Owing to the poor student-teacher ratio, teachers are unable to provide individualized attention to students. Based on a student’s performance, the Learning Management System (LMS) adapts to a student’s needs and provides customized solutions to them. Thus, LMS is largely able to fill the gap.
LMS facilitates both resource and session management. Teachers can share the lesson plans and course overview with students as and when required. This could enable active learning, if implemented effectively. Instead of being just passive recipients of knowledge, learners can now suggest certain preferred modules to be included in their course.
Asset Creation & Management:
In-built applications like spreadsheet, word processor and slideshow presentations allow creation of test papers and course materials. This saves both time and energy. Teachers can access, add and edit the repository as and when required.
Monitoring & Tracking:
Relevant and actionable reports on the performance of both teachers and students are presented based on their use of the course material.

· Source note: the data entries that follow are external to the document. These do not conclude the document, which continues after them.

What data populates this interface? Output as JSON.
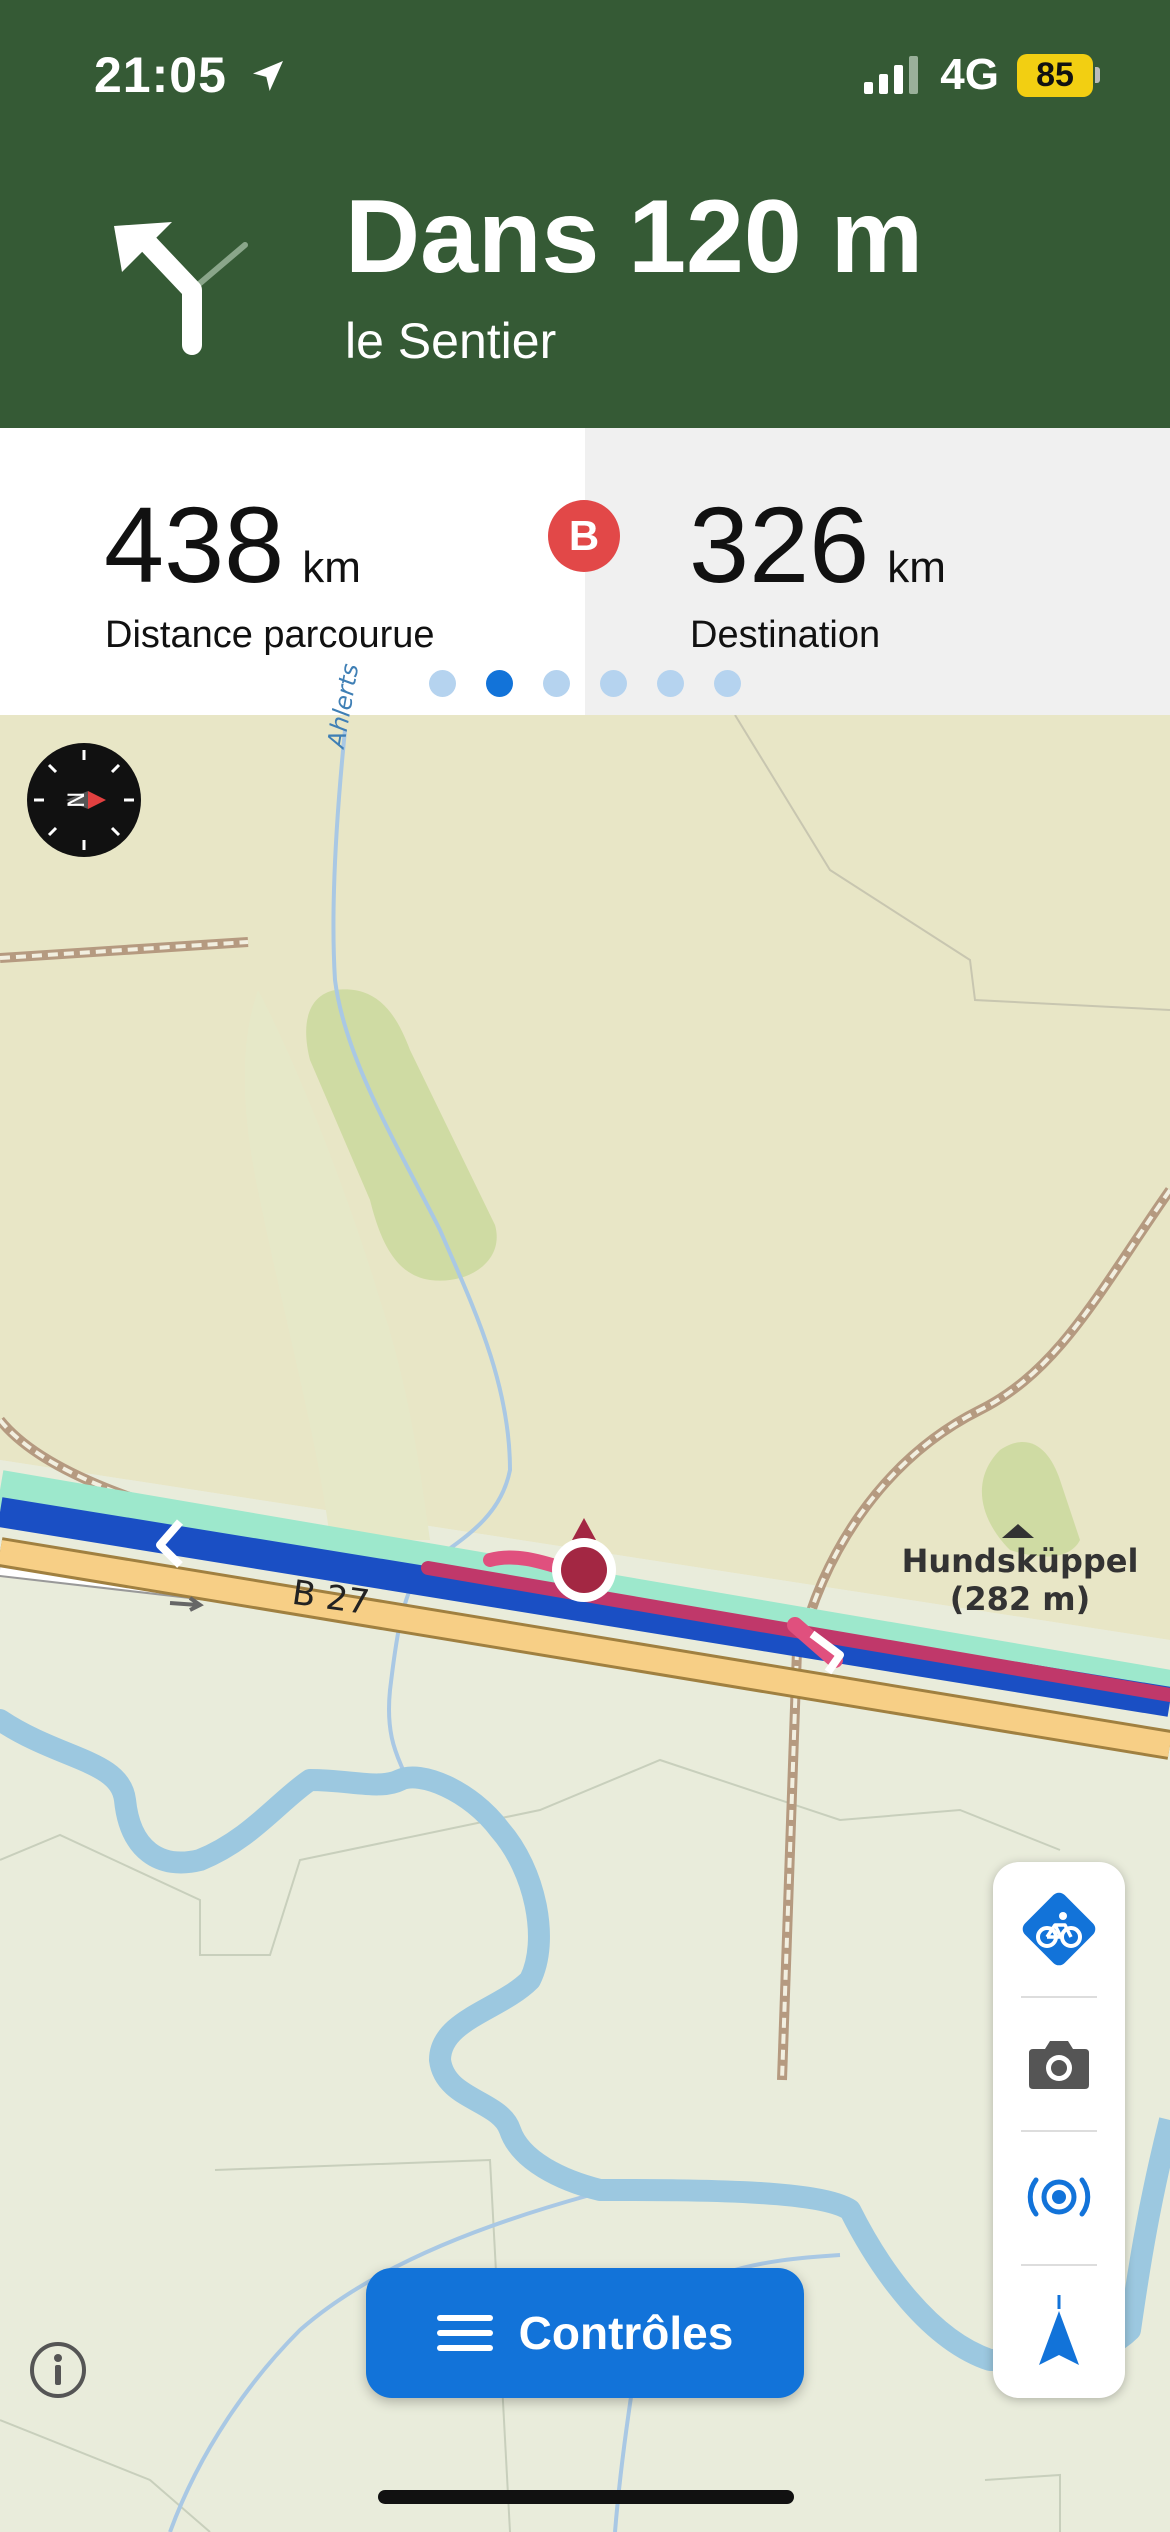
{
  "status_bar": {
    "time": "21:05",
    "location_icon": "location-arrow-icon",
    "signal_icon": "cell-signal-icon",
    "network": "4G",
    "battery": "85"
  },
  "instruction": {
    "turn_icon": "turn-slight-left-icon",
    "distance": "Dans 120 m",
    "street": "le Sentier"
  },
  "stats": {
    "traveled_value": "438",
    "traveled_unit": "km",
    "traveled_label": "Distance parcourue",
    "waypoint_badge": "B",
    "destination_value": "326",
    "destination_unit": "km",
    "destination_label": "Destination",
    "page_count": 6,
    "active_page": 2
  },
  "map": {
    "river_label": "Ahlerts",
    "road_label": "B 27",
    "poi_name": "Hundsküppel",
    "poi_elevation": "(282 m)",
    "compass_icon": "compass-icon",
    "colors": {
      "background": "#eceedd",
      "route": "#1a4fc4",
      "route_traveled": "#c0386a",
      "road_primary": "#f7cf86",
      "water": "#9cc8e0",
      "header": "#355a35",
      "accent": "#1273d9"
    }
  },
  "side_controls": [
    {
      "name": "bike-profile-button",
      "icon": "bicycle-icon"
    },
    {
      "name": "camera-button",
      "icon": "camera-icon"
    },
    {
      "name": "live-tracking-button",
      "icon": "broadcast-icon"
    },
    {
      "name": "recenter-button",
      "icon": "navigation-arrow-icon"
    }
  ],
  "controls_button": {
    "label": "Contrôles",
    "icon": "menu-icon"
  },
  "info_icon": "info-icon"
}
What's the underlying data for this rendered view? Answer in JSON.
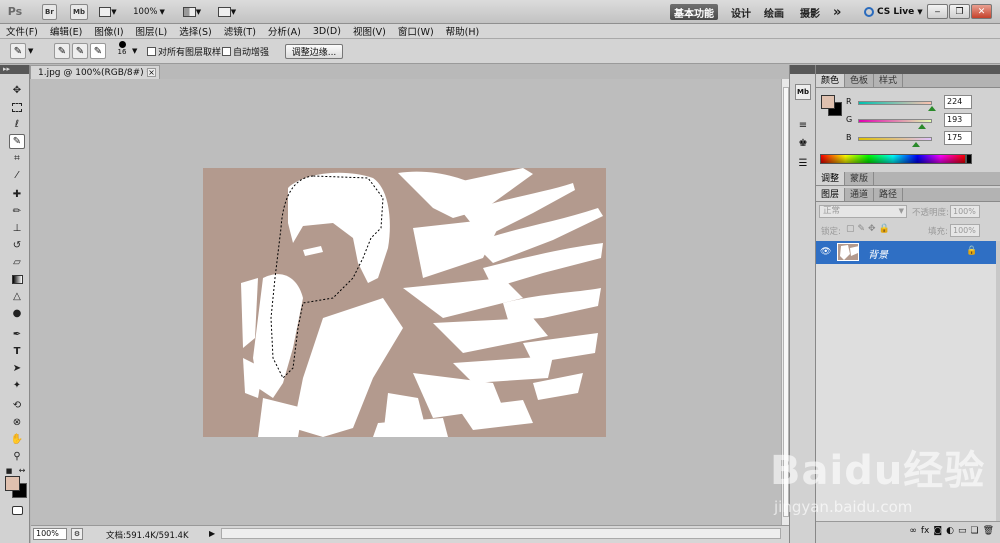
{
  "appbar": {
    "logo": "Ps",
    "bridge": "Br",
    "minibridge": "Mb",
    "zoom": "100%",
    "workspaces": [
      "基本功能",
      "设计",
      "绘画",
      "摄影"
    ],
    "more": "»",
    "cslive": "CS Live",
    "win_minimize": "‒",
    "win_restore": "❐",
    "win_close": "✕"
  },
  "menu": [
    "文件(F)",
    "编辑(E)",
    "图像(I)",
    "图层(L)",
    "选择(S)",
    "滤镜(T)",
    "分析(A)",
    "3D(D)",
    "视图(V)",
    "窗口(W)",
    "帮助(H)"
  ],
  "options": {
    "brush_size": "16",
    "sample_all_layers": "对所有图层取样",
    "auto_enhance": "自动增强",
    "refine_edge": "调整边缘..."
  },
  "document": {
    "tab_title": "1.jpg @ 100%(RGB/8#) *",
    "tab_close": "×",
    "status_zoom": "100%",
    "status_info": "文档:591.4K/591.4K"
  },
  "color_panel": {
    "tabs": [
      "颜色",
      "色板",
      "样式"
    ],
    "channels": [
      {
        "label": "R",
        "value": "224"
      },
      {
        "label": "G",
        "value": "193"
      },
      {
        "label": "B",
        "value": "175"
      }
    ],
    "foreground": "#e0c1af",
    "background": "#000000"
  },
  "adjust_panel": {
    "tabs": [
      "调整",
      "蒙版"
    ]
  },
  "layers_panel": {
    "tabs": [
      "图层",
      "通道",
      "路径"
    ],
    "blend_mode": "正常",
    "opacity_label": "不透明度:",
    "opacity_value": "100%",
    "lock_label": "锁定:",
    "fill_label": "填充:",
    "fill_value": "100%",
    "layers": [
      {
        "name": "背景",
        "locked": true
      }
    ]
  },
  "image_colors": {
    "base": "#b39a8e",
    "highlight": "#ffffff"
  },
  "watermark": {
    "brand": "Baidu经验",
    "url": "jingyan.baidu.com"
  }
}
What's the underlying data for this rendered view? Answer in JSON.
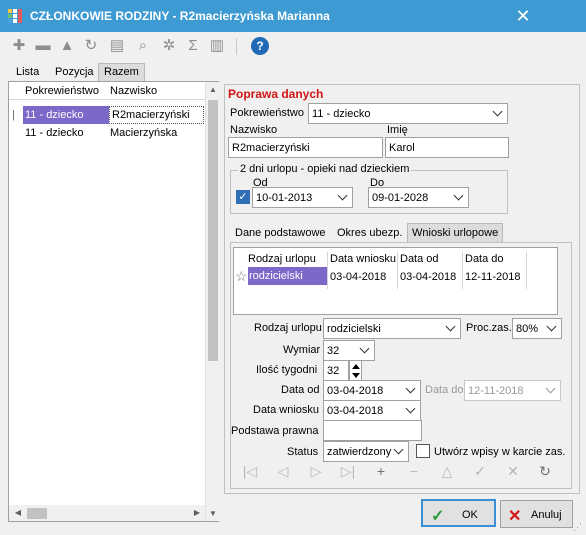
{
  "window": {
    "title": "CZŁONKOWIE RODZINY - R2macierzyńska Marianna",
    "icon": "app-icon",
    "close": "✕"
  },
  "toolbar": {
    "icons": [
      "plus-icon",
      "minus-icon",
      "filter-icon",
      "refresh-icon",
      "print-icon",
      "search-icon",
      "settings-icon",
      "sum-icon",
      "columns-icon",
      "help-icon"
    ],
    "help_label": "?"
  },
  "top_tabs": [
    {
      "label": "Lista"
    },
    {
      "label": "Pozycja"
    },
    {
      "label": "Razem",
      "active": true
    }
  ],
  "left_grid": {
    "columns": [
      "Pokrewieństwo",
      "Nazwisko"
    ],
    "rows": [
      {
        "pokrewienstwo": "11 - dziecko",
        "nazwisko": "R2macierzyński",
        "selected": true
      },
      {
        "pokrewienstwo": "11 - dziecko",
        "nazwisko": "Macierzyńska",
        "selected": false
      }
    ]
  },
  "form": {
    "section_title": "Poprawa danych",
    "pokrewienstwo_label": "Pokrewieństwo",
    "pokrewienstwo_value": "11 - dziecko",
    "nazwisko_label": "Nazwisko",
    "nazwisko_value": "R2macierzyński",
    "imie_label": "Imię",
    "imie_value": "Karol",
    "urlop_group_title": "2 dni urlopu - opieki nad dzieckiem",
    "od_label": "Od",
    "od_value": "10-01-2013",
    "od_checked": true,
    "do_label": "Do",
    "do_value": "09-01-2028"
  },
  "inner_tabs": [
    {
      "label": "Dane podstawowe"
    },
    {
      "label": "Okres ubezp."
    },
    {
      "label": "Wnioski urlopowe",
      "active": true
    }
  ],
  "leave_grid": {
    "columns": [
      "Rodzaj urlopu",
      "Data wniosku",
      "Data od",
      "Data do"
    ],
    "rows": [
      {
        "rodzaj": "rodzicielski",
        "data_wniosku": "03-04-2018",
        "data_od": "03-04-2018",
        "data_do": "12-11-2018"
      }
    ],
    "row_marker": "☆"
  },
  "leave_form": {
    "rodzaj_label": "Rodzaj urlopu",
    "rodzaj_value": "rodzicielski",
    "proc_label": "Proc.zas.",
    "proc_value": "80%",
    "wymiar_label": "Wymiar",
    "wymiar_value": "32",
    "tygodni_label": "Ilość tygodni",
    "tygodni_value": "32",
    "data_od_label": "Data od",
    "data_od_value": "03-04-2018",
    "data_do_label": "Data do",
    "data_do_value": "12-11-2018",
    "data_wniosku_label": "Data wniosku",
    "data_wniosku_value": "03-04-2018",
    "podstawa_label": "Podstawa prawna",
    "podstawa_value": "",
    "status_label": "Status",
    "status_value": "zatwierdzony",
    "utworz_label": "Utwórz wpisy w karcie zas.",
    "utworz_checked": false
  },
  "navigator": {
    "first": "|◁",
    "prev": "◁",
    "next": "▷",
    "last": "▷|",
    "add": "+",
    "delete": "−",
    "edit": "△",
    "post": "✓",
    "cancel": "✕",
    "refresh": "↻"
  },
  "buttons": {
    "ok_label": "OK",
    "cancel_label": "Anuluj"
  },
  "colors": {
    "titlebar": "#3e9ad3",
    "selection": "#7b68c8",
    "section_title": "#d21414",
    "ok_icon": "#2e9b3a",
    "cancel_icon": "#d21414",
    "checkbox": "#2f6fb6"
  }
}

How is PLMS Different from LMS?
Contrary to LMS, which reacts to a user’s command or request, PLMS is designed to bring about constructive action rather than just responding to commands. As defined by David L. Tennenhouse, proactive systems work on two premises – on behalf of the user, and also, on their own initiative, without any instruction from the user. PLMS provides a continuous analysis of the user’s online interactions. Here, the learning is continuous and there is a strategic effort to meet the predefined learning goals of pedagogical theories like problem-based learning, situated learning, etc.